I never was one for dreams.
I preferred the real to the fantastical, and refused to hear of fairies and kingdoms and far-off lands. It wasn't right, I thought, to waste one's life on foolish daydreams instead of striking out and living whatever reality holds, no matter how bitter it may be. I thought there was no reason whatsoever to subsist on fantasy and forget what life is.
But that's not what he said. He said that life is made up of dreams, and that they flavor the soul and color the spirit, but I never believed any of that, I just smiled and nodded and forgot all his nonsense. He wanted to be my knight in shining armor, the one to protect me from harm and prove to me that fantasy could be real, but I told him that I was a perfectly capable female character and needed no knight to save me. Besides, I said, knights weren't really chivalrous.
He'd just groan and ask me what happened to my childhood. I grew up, I'd tell him, and it was about time he did too.
Eventually, he did grow up and he gave up on trying to tame the shrew, having realized, once and for all, that Shakespeare's stories were only stories and couldn't ever really come true, and walked away to find some other damsel in distress who actually needed saving. And I told myself that I never had needed his help, nor had I ever wanted it.

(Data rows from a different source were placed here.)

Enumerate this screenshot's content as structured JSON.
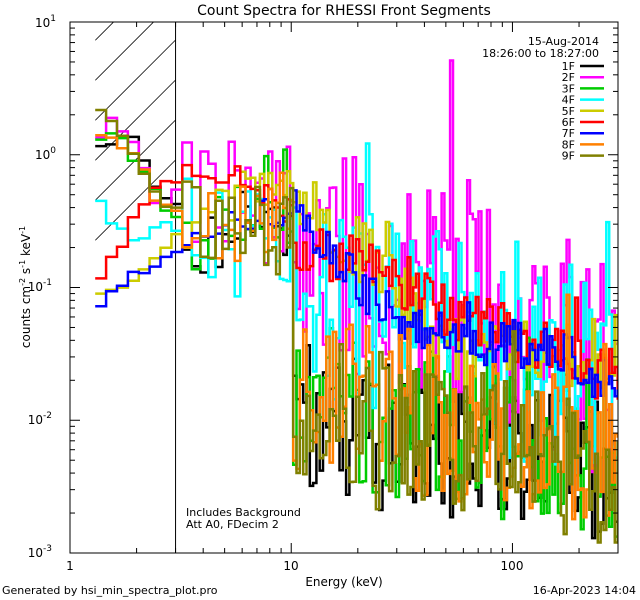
{
  "chart_data": {
    "type": "line",
    "title": "Count Spectra for RHESSI Front Segments",
    "xlabel": "Energy (keV)",
    "ylabel": {
      "base": "counts cm",
      "exp1": "-2",
      "mid1": " s",
      "exp2": "-1",
      "mid2": " keV",
      "exp3": "-1"
    },
    "xscale": "log",
    "yscale": "log",
    "xlim": [
      1,
      300
    ],
    "ylim": [
      0.001,
      10
    ],
    "x_ticks": [
      {
        "value": 1,
        "label": "1"
      },
      {
        "value": 10,
        "label": "10"
      },
      {
        "value": 100,
        "label": "100"
      }
    ],
    "y_ticks": [
      {
        "value": 0.001,
        "base": "10",
        "exp": "-3"
      },
      {
        "value": 0.01,
        "base": "10",
        "exp": "-2"
      },
      {
        "value": 0.1,
        "base": "10",
        "exp": "-1"
      },
      {
        "value": 1,
        "base": "10",
        "exp": "0"
      },
      {
        "value": 10,
        "base": "10",
        "exp": "1"
      }
    ],
    "hatched_region": [
      1.3,
      3
    ],
    "date": "15-Aug-2014",
    "time_range": "18:26:00 to 18:27:00",
    "annotations": [
      "Includes Background",
      "Att A0, FDecim 2"
    ],
    "series": [
      {
        "name": "1F",
        "color": "#000000",
        "low": [
          1.3,
          1.2,
          1.6,
          0.6,
          0.35,
          0.2,
          0.3,
          0.3,
          0.25
        ],
        "mid": [
          0.012,
          0.008,
          0.006,
          0.005
        ],
        "high": 0.004,
        "noise": 0.55
      },
      {
        "name": "2F",
        "color": "#ff00ff",
        "low": [
          1.5,
          1.6,
          1.2,
          0.45,
          0.45,
          0.4,
          0.45,
          0.4,
          0.45
        ],
        "mid": [
          0.25,
          0.1,
          0.07,
          0.04
        ],
        "high": 0.025,
        "noise": 0.85
      },
      {
        "name": "3F",
        "color": "#00cc00",
        "low": [
          1.45,
          1.3,
          1.0,
          0.5,
          0.3,
          0.25,
          0.3,
          0.35,
          0.3
        ],
        "mid": [
          0.015,
          0.01,
          0.008,
          0.006
        ],
        "high": 0.005,
        "noise": 0.6
      },
      {
        "name": "4F",
        "color": "#00ffff",
        "low": [
          0.5,
          0.3,
          0.2,
          0.3,
          0.25,
          0.2,
          0.2,
          0.2,
          0.15
        ],
        "mid": [
          0.1,
          0.05,
          0.04,
          0.03
        ],
        "high": 0.02,
        "noise": 0.8
      },
      {
        "name": "5F",
        "color": "#cccc00",
        "low": [
          0.1,
          0.1,
          0.1,
          0.15,
          0.25,
          0.35,
          0.45,
          0.55,
          0.65
        ],
        "mid": [
          0.6,
          0.1,
          0.03,
          0.035
        ],
        "high": 0.025,
        "noise": 0.25
      },
      {
        "name": "6F",
        "color": "#ff0000",
        "low": [
          0.13,
          0.18,
          0.3,
          0.55,
          0.7,
          0.75,
          0.65,
          0.5,
          0.35
        ],
        "mid": [
          0.2,
          0.12,
          0.06,
          0.04
        ],
        "high": 0.02,
        "noise": 0.22
      },
      {
        "name": "7F",
        "color": "#0000ff",
        "low": [
          0.08,
          0.09,
          0.12,
          0.15,
          0.2,
          0.25,
          0.3,
          0.35,
          0.4
        ],
        "mid": [
          0.45,
          0.05,
          0.04,
          0.035
        ],
        "high": 0.02,
        "noise": 0.2
      },
      {
        "name": "8F",
        "color": "#ff8000",
        "low": [
          1.55,
          1.5,
          1.0,
          0.5,
          0.35,
          0.3,
          0.35,
          0.4,
          0.35
        ],
        "mid": [
          0.018,
          0.012,
          0.008,
          0.006
        ],
        "high": 0.005,
        "noise": 0.6
      },
      {
        "name": "9F",
        "color": "#808000",
        "low": [
          2.4,
          1.8,
          1.0,
          0.5,
          0.35,
          0.25,
          0.3,
          0.3,
          0.25
        ],
        "mid": [
          0.012,
          0.008,
          0.006,
          0.005
        ],
        "high": 0.004,
        "noise": 0.6
      }
    ]
  },
  "footer": {
    "left": "Generated by hsi_min_spectra_plot.pro",
    "right": "16-Apr-2023 14:04"
  }
}
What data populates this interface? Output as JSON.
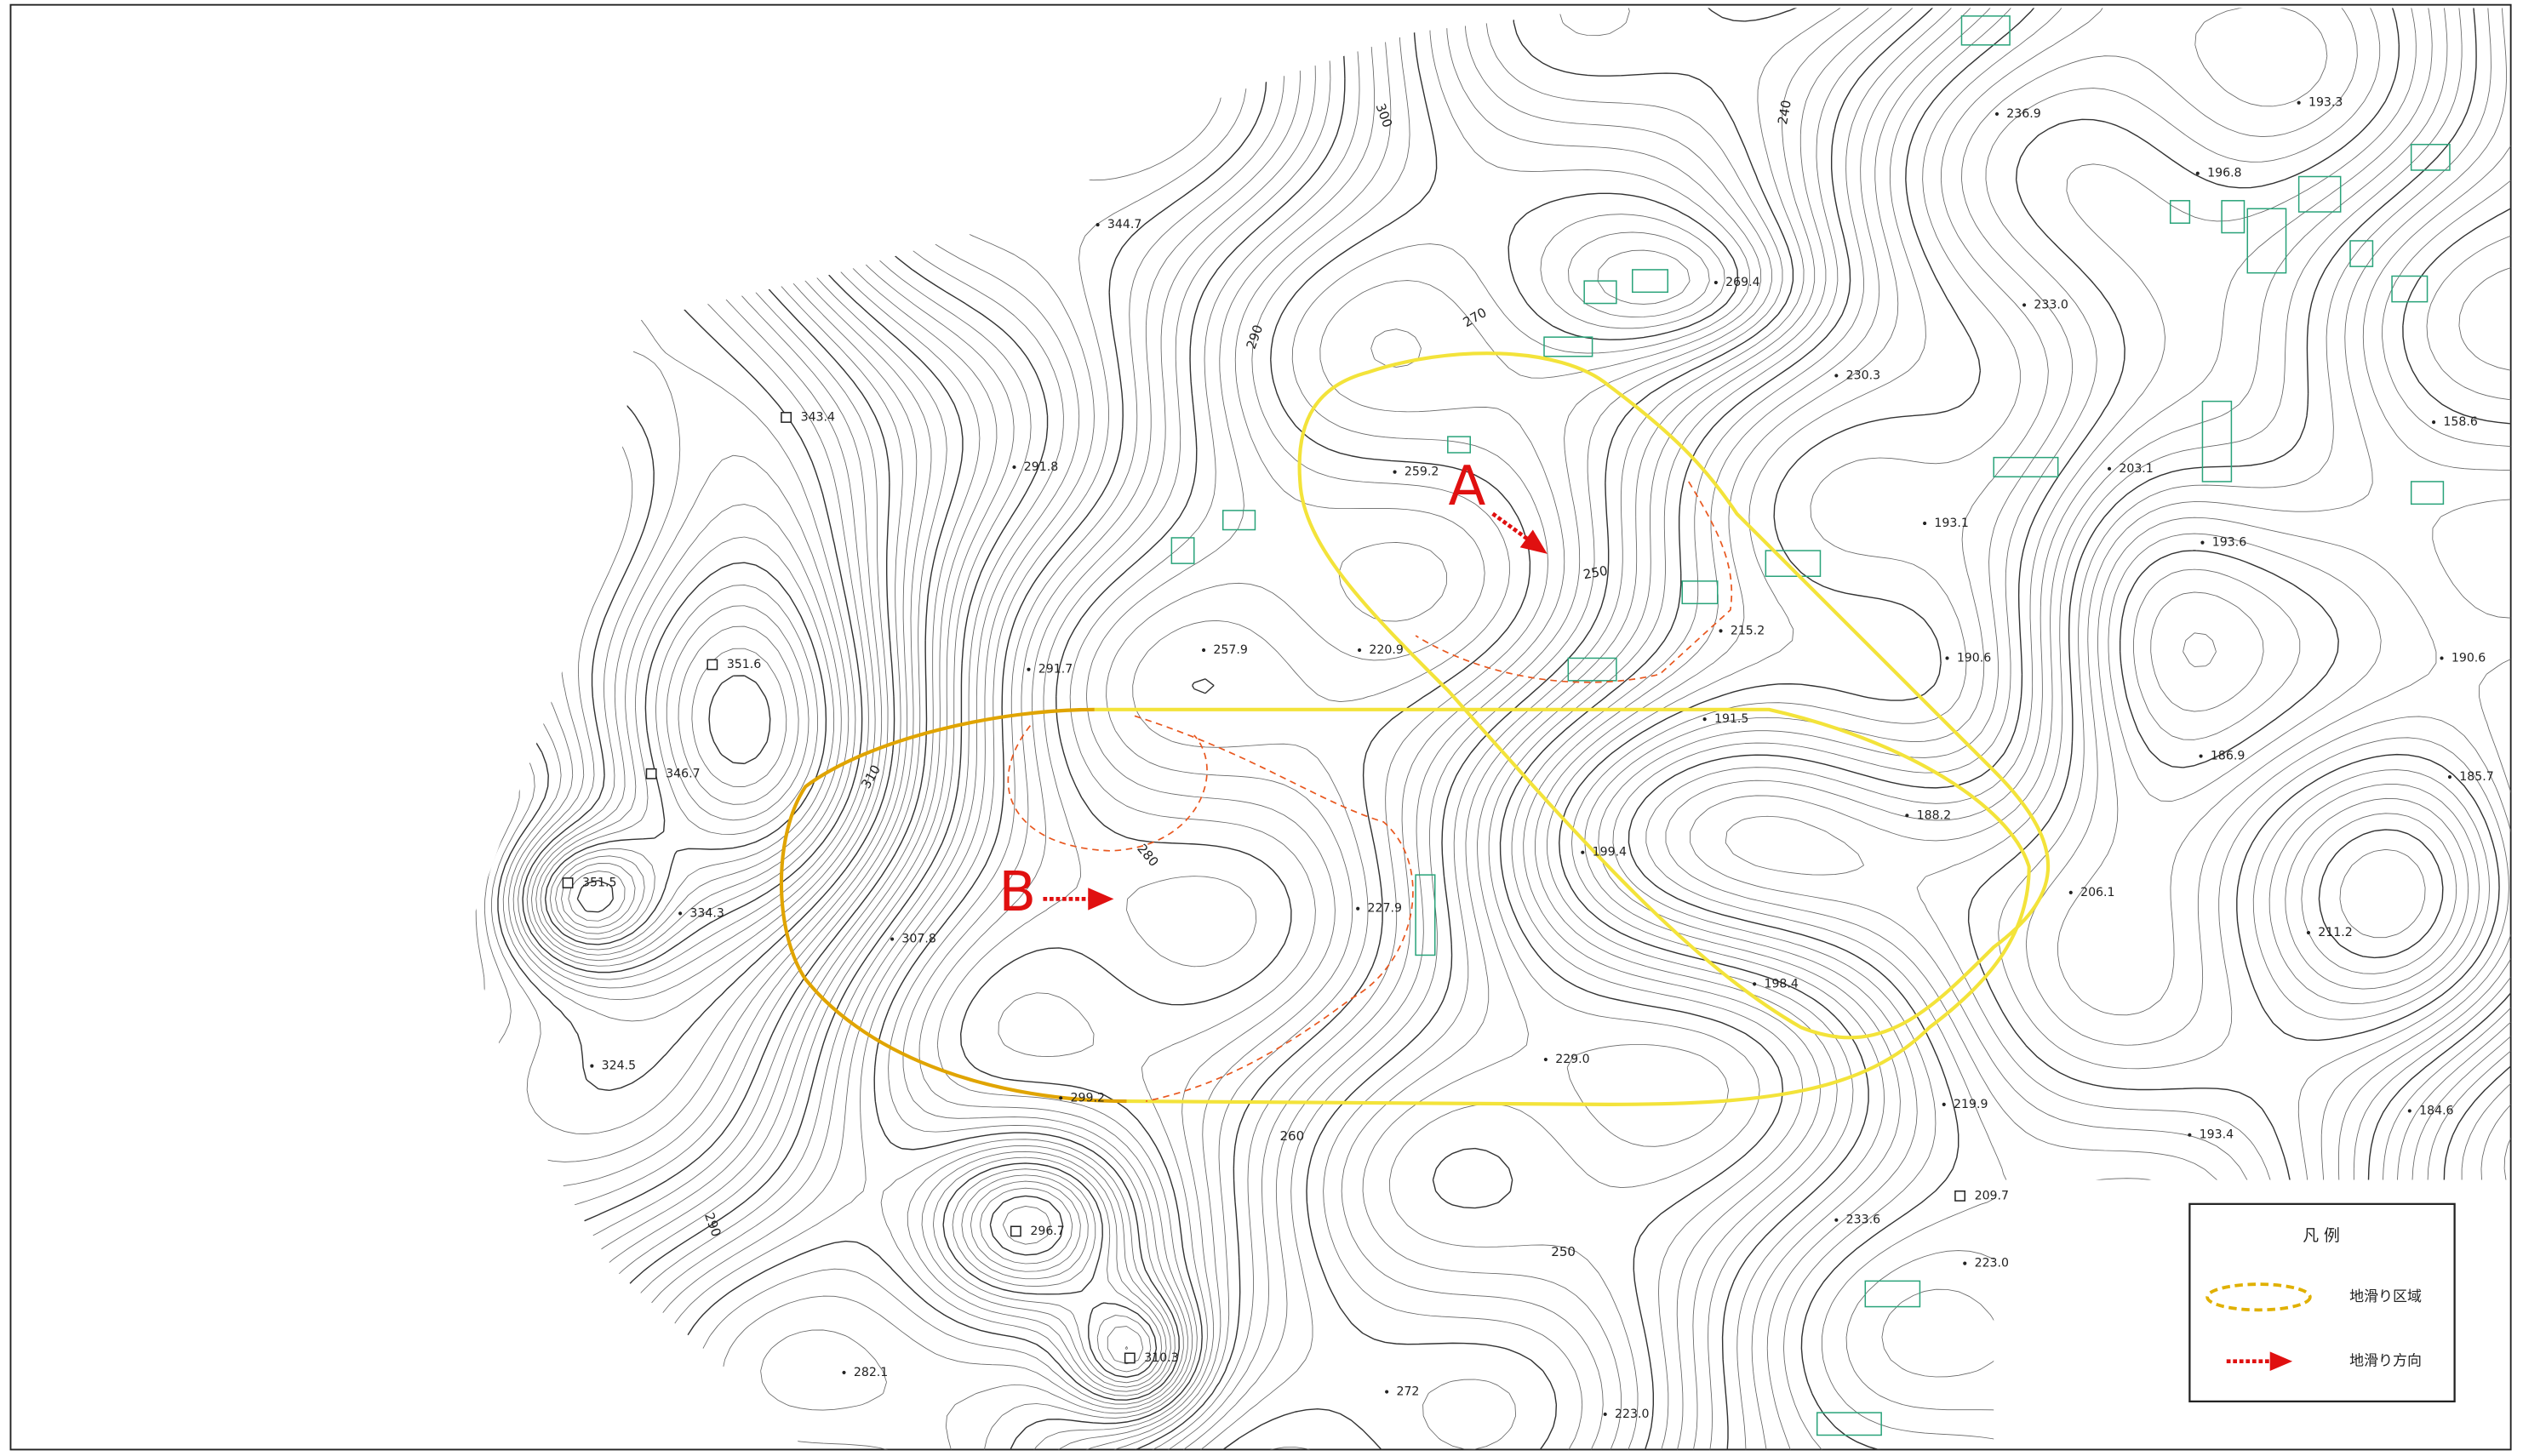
{
  "map": {
    "labels": {
      "a": "A",
      "b": "B"
    },
    "spot_heights": [
      "344.7",
      "343.4",
      "291.8",
      "351.6",
      "291.7",
      "346.7",
      "351.5",
      "334.3",
      "307.8",
      "324.5",
      "299.2",
      "296.7",
      "282.1",
      "310.3",
      "272",
      "229.0",
      "227.9",
      "220.9",
      "257.9",
      "259.2",
      "269.4",
      "230.3",
      "233.0",
      "236.9",
      "215.2",
      "191.5",
      "188.2",
      "199.4",
      "198.4",
      "206.1",
      "219.9",
      "193.4",
      "184.6",
      "211.2",
      "185.7",
      "186.9",
      "190.6",
      "190.6",
      "193.6",
      "193.1",
      "203.1",
      "158.6",
      "196.8",
      "193.3",
      "233.6",
      "209.7",
      "223.0",
      "223.0"
    ],
    "contour_labels": [
      "300",
      "290",
      "270",
      "240",
      "310",
      "280",
      "290",
      "260",
      "250",
      "250"
    ],
    "legend": {
      "title": "凡 例",
      "items": [
        "地滑り区域",
        "地滑り方向"
      ]
    }
  }
}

After all, I never was a damsel in distress, I could help myself and keep myself on my own two feet, and needed no white steed to come galloping at his call to bear me away to some castle. I'm no sleeping beauty, no snow white, fairies don't exist and I never needed him anyway.
I thought I was going crazy when I missed his laughter or chiding jokes. I thought I was going crazy when I wanted to ride a horse into the wild. I thought I was going crazy when I wanted to be saved.
After all, I never was one for dreams, was I?
That's what I told him, and that's what he believed. I only wish I still did.